Stattdessen kündigte der 34-jährige Torhüter des FC Bayern München, der mit seiner plötzlichen Sehnsucht nach Veränderungen im Herbst der Karriere zum Gesprächsthema Nummer eins geworden ist, eine wochenlange Hängepartie an. Die Entscheidung über meine Zukunft fällt nach der EM, zitierte ihn die Bild-Zeitung.

Bei den Bayern wächst die Verärgerung über Kahn. Wenn ich weiß, ich habe einen Vertrag bis 2006, ist klar, dass ich diesen Vertrag erfüllen will. Wenn ich etwas anderes vorhabe, benütze ich nicht die Medien, sondern gehe direkt zum Vorstand, monierte Vereinspräsident Franz Beckenbauer am Rande des Länderspiels zwischen der Schweiz und Deutschland in Basel. Kahns Abschiedspläne bewertete Beckenbauer als Ausdruck der Unzufriedenheit über die enttäuschende Saison ohne Titelgewinn. Ein klares Bekenntnis, Kahn unbedingt behalten zu wollen, gab Beckenbauer nicht. Das ist Sache des Vorstandes, betonte der Aufsichtsratsvorsitzende.

Nach einem Jahr mit sportlichen Rückschlägen und privaten Turbulenzen sucht Kahn offensichtlich den Neuanfang. Auch wenn er das nicht zugibt, ist es für ihn auch eine private Entscheidung, meint Sepp Maier, täglicher Trainingspartner und Vertrauensperson von Kahn: Wenn er bei uns bleibt, lässt ihn das Theater um seine Person nie los. Olli will endlich seine Ruhe.

Kahns Fluchtpläne verglich der Bundestorwarttrainer in mehreren Zeitungs-Interviews mit der Reaktion des jungen Franz Beckenbauer, der die Schlagzeilen um sein Privatleben in den 70er Jahren mit einem Trip zu Cosmos New York abschütteln wollte. Doch anders als der Kaiser beim Ausflug in die nordamerikanische Operettenliga will Kahn den privaten Neubeginn mit einer letzten sportlichen Herausforderung bei einem Top-Verein verknüpfen, am liebsten in der englischen Premier League. Kontakte gab es in der Vergangenheit zu Manchester United. Es ist ihm ernst, todernst sogar. Er will den Wechsel, sagte Maier.

Die Verpflichtung von Felix Magath als Hitzfeld-Nachfolger sei für seine Entscheidung unbedeutend gewesen, betont Kahn: Es geht nicht um den neuen Trainer. Es geht um mich.

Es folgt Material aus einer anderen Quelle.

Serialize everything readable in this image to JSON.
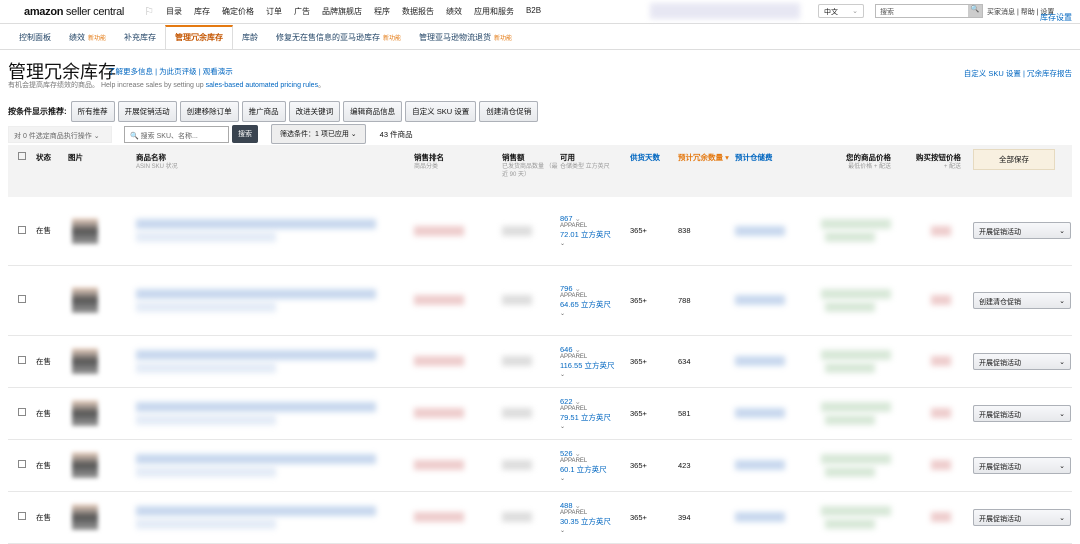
{
  "header": {
    "logo": "amazon",
    "logo_suffix": "seller central",
    "nav": [
      "目录",
      "库存",
      "确定价格",
      "订单",
      "广告",
      "品牌旗舰店",
      "程序",
      "数据报告",
      "绩效",
      "应用和服务",
      "B2B"
    ],
    "language": "中文",
    "search_placeholder": "搜索",
    "links": "买家消息 | 帮助 | 设置"
  },
  "tabs": [
    {
      "label": "控制面板"
    },
    {
      "label": "绩效",
      "badge": "新功能"
    },
    {
      "label": "补充库存"
    },
    {
      "label": "管理冗余库存",
      "active": true
    },
    {
      "label": "库龄"
    },
    {
      "label": "修复无在售信息的亚马逊库存",
      "badge": "新功能"
    },
    {
      "label": "管理亚马逊物流退货",
      "badge": "新功能"
    }
  ],
  "tab_right": "库存设置",
  "page": {
    "title": "管理冗余库存",
    "links": "了解更多信息 | 为此页评级 | 观看演示",
    "right_links": "自定义 SKU 设置 | 冗余库存报告",
    "desc_prefix": "有机会提高库存绩效的商品。 Help increase sales by setting up ",
    "desc_link": "sales-based automated pricing rules",
    "desc_suffix": "。"
  },
  "recommend": {
    "label": "按条件显示推荐:",
    "buttons": [
      "所有推荐",
      "开展促销活动",
      "创建移除订单",
      "推广商品",
      "改进关键词",
      "编辑商品信息",
      "自定义 SKU 设置",
      "创建清仓促销"
    ]
  },
  "actions": {
    "bulk": "对 0 件选定商品执行操作",
    "search_placeholder": "搜索 SKU、名称...",
    "search_btn": "搜索",
    "filter": "筛选条件：1 项已应用",
    "count": "43 件商品"
  },
  "columns": {
    "status": "状态",
    "image": "图片",
    "name": "商品名称",
    "name_sub": "ASIN SKU 状况",
    "rank": "销售排名",
    "rank_sub": "商品分类",
    "sales": "销售额",
    "sales_sub": "已发货商品数量 （最近 90 天）",
    "avail": "可用",
    "avail_sub": "仓储类型 立方英尺",
    "days": "供货天数",
    "excess": "预计冗余数量",
    "storage": "预计仓储费",
    "price": "您的商品价格",
    "price_sub": "最低价格 + 配送",
    "buybox": "购买按钮价格",
    "buybox_sub": "+ 配送",
    "save_all": "全部保存"
  },
  "rows": [
    {
      "status": "在售",
      "avail": "867",
      "type": "APPAREL",
      "cuft": "72.01 立方英尺",
      "days": "365+",
      "excess": "838",
      "action": "开展促销活动"
    },
    {
      "status": "",
      "avail": "796",
      "type": "APPAREL",
      "cuft": "64.65 立方英尺",
      "days": "365+",
      "excess": "788",
      "action": "创建清仓促销"
    },
    {
      "status": "在售",
      "avail": "646",
      "type": "APPAREL",
      "cuft": "116.55 立方英尺",
      "days": "365+",
      "excess": "634",
      "action": "开展促销活动"
    },
    {
      "status": "在售",
      "avail": "622",
      "type": "APPAREL",
      "cuft": "79.51 立方英尺",
      "days": "365+",
      "excess": "581",
      "action": "开展促销活动"
    },
    {
      "status": "在售",
      "avail": "526",
      "type": "APPAREL",
      "cuft": "60.1 立方英尺",
      "days": "365+",
      "excess": "423",
      "action": "开展促销活动"
    },
    {
      "status": "在售",
      "avail": "488",
      "type": "APPAREL",
      "cuft": "30.35 立方英尺",
      "days": "365+",
      "excess": "394",
      "action": "开展促销活动"
    }
  ]
}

Wenn du über ein Jahrzehnt irgendwo spielst und mit der Leistung nicht zufrieden bist, musst du dich überprüfen. Kahn hat sich von seiner Freundin getrennt und die Verbindung zu seiner Familie wieder intensiviert. Er ist offensichtlich zu dem Schluss gekommen, dass er in einer anderen Stadt, in einem anderen Land und in einer anderen Medienlandschaft die Vergangenheit am besten hinter sich lassen kann.

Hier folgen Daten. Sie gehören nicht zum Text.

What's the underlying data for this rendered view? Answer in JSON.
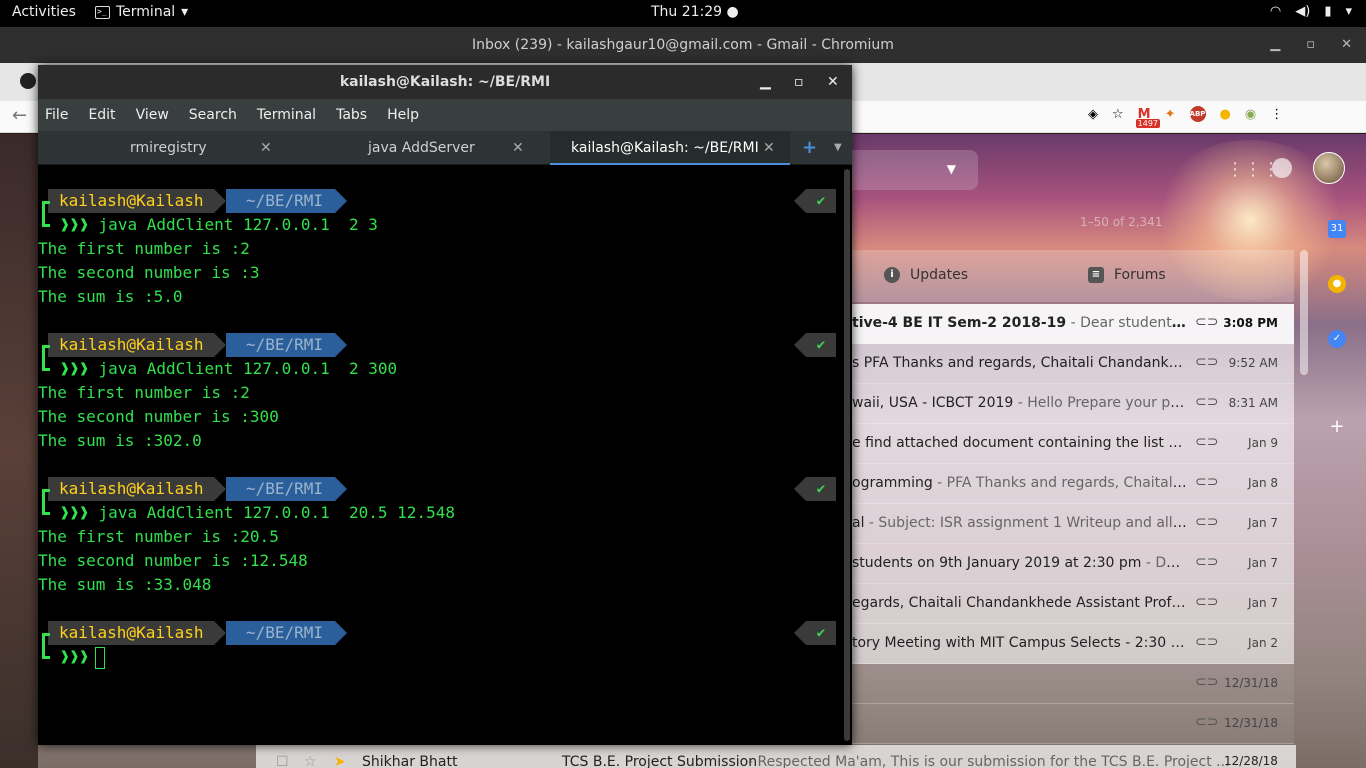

Weil der FC Bayern seine in den vergangenen Jahren zur Symbolfigur aufgestiegene Nummer eins nicht so einfach und ersatzlos ziehen lassen wird, droht Kahn zunächst bei der EM ein Kampf an zwei Fronten. In Portugal muss er beweisen, dass er seinen Zenit noch nicht überschritten hat. Zugleich steht mit der Bayern-Führung eine komplizierte Klärung an, unter welchen Bedingungen der bis 2006 datierte Vertrag aufgelöst werden könnte.

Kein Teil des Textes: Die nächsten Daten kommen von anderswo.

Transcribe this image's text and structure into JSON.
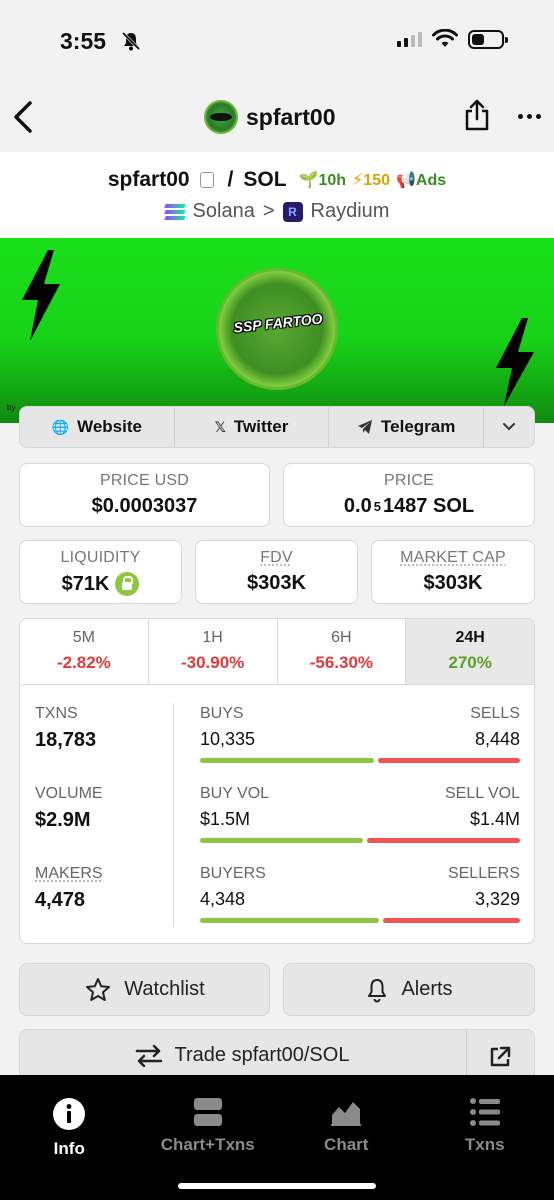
{
  "status_bar": {
    "time": "3:55"
  },
  "nav": {
    "title": "spfart00"
  },
  "pair": {
    "base": "spfart00",
    "slash": "/",
    "quote": "SOL",
    "age": "10h",
    "boosts": "150",
    "ads": "Ads",
    "chain": "Solana",
    "separator": ">",
    "dex": "Raydium"
  },
  "banner": {
    "logo_text": "SSP FARTOO",
    "by_text": "by"
  },
  "links": {
    "website": "Website",
    "twitter": "Twitter",
    "telegram": "Telegram"
  },
  "stats": {
    "price_usd_label": "PRICE USD",
    "price_usd": "$0.0003037",
    "price_label": "PRICE",
    "price_prefix": "0.0",
    "price_subscript": "5",
    "price_suffix": "1487 SOL",
    "liquidity_label": "LIQUIDITY",
    "liquidity": "$71K",
    "fdv_label": "FDV",
    "fdv": "$303K",
    "mcap_label": "MARKET CAP",
    "mcap": "$303K"
  },
  "timeframes": [
    {
      "label": "5M",
      "value": "-2.82%",
      "sign": "neg"
    },
    {
      "label": "1H",
      "value": "-30.90%",
      "sign": "neg"
    },
    {
      "label": "6H",
      "value": "-56.30%",
      "sign": "neg"
    },
    {
      "label": "24H",
      "value": "270%",
      "sign": "pos"
    }
  ],
  "activity": {
    "txns_label": "TXNS",
    "txns": "18,783",
    "volume_label": "VOLUME",
    "volume": "$2.9M",
    "makers_label": "MAKERS",
    "makers": "4,478",
    "buys_label": "BUYS",
    "buys": "10,335",
    "sells_label": "SELLS",
    "sells": "8,448",
    "buy_vol_label": "BUY VOL",
    "buy_vol": "$1.5M",
    "sell_vol_label": "SELL VOL",
    "sell_vol": "$1.4M",
    "buyers_label": "BUYERS",
    "buyers": "4,348",
    "sellers_label": "SELLERS",
    "sellers": "3,329",
    "buys_ratio": 0.55,
    "vol_ratio": 0.517,
    "buyers_ratio": 0.566
  },
  "actions": {
    "watchlist": "Watchlist",
    "alerts": "Alerts",
    "trade": "Trade spfart00/SOL"
  },
  "tabs": [
    {
      "label": "Info",
      "icon": "info-icon"
    },
    {
      "label": "Chart+Txns",
      "icon": "chart-txns-icon"
    },
    {
      "label": "Chart",
      "icon": "chart-icon"
    },
    {
      "label": "Txns",
      "icon": "txns-icon"
    }
  ],
  "colors": {
    "banner_green": "#1ae01a",
    "positive": "#5a9e2a",
    "negative": "#e03a3a",
    "buy_bar": "#8dc63f",
    "sell_bar": "#f05454"
  }
}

Sepp Maier prophezeit: Der FC Bayern lässt ihn nie weg. Die Karten könnten allerdings neu gemischt werden, wenn Magath seinen Ex-Schützling Timo Hildebrand vom VfB Stuttgart nach München locken sollte. So ist sogar der dritte EM-Torhüter völlig unvermittelt auf das Transfer-Karussell geraten. Dort sind auch Michael Ballack, für den der FC Barcelona angeblich eine Offerte über 10 Millionen Euro vorgelegt hat, sowie der vereinslose Christian Ziege und Torsten Frings, der unbedingt weg von Borussia Dortmund und hin zum FC Bayern will.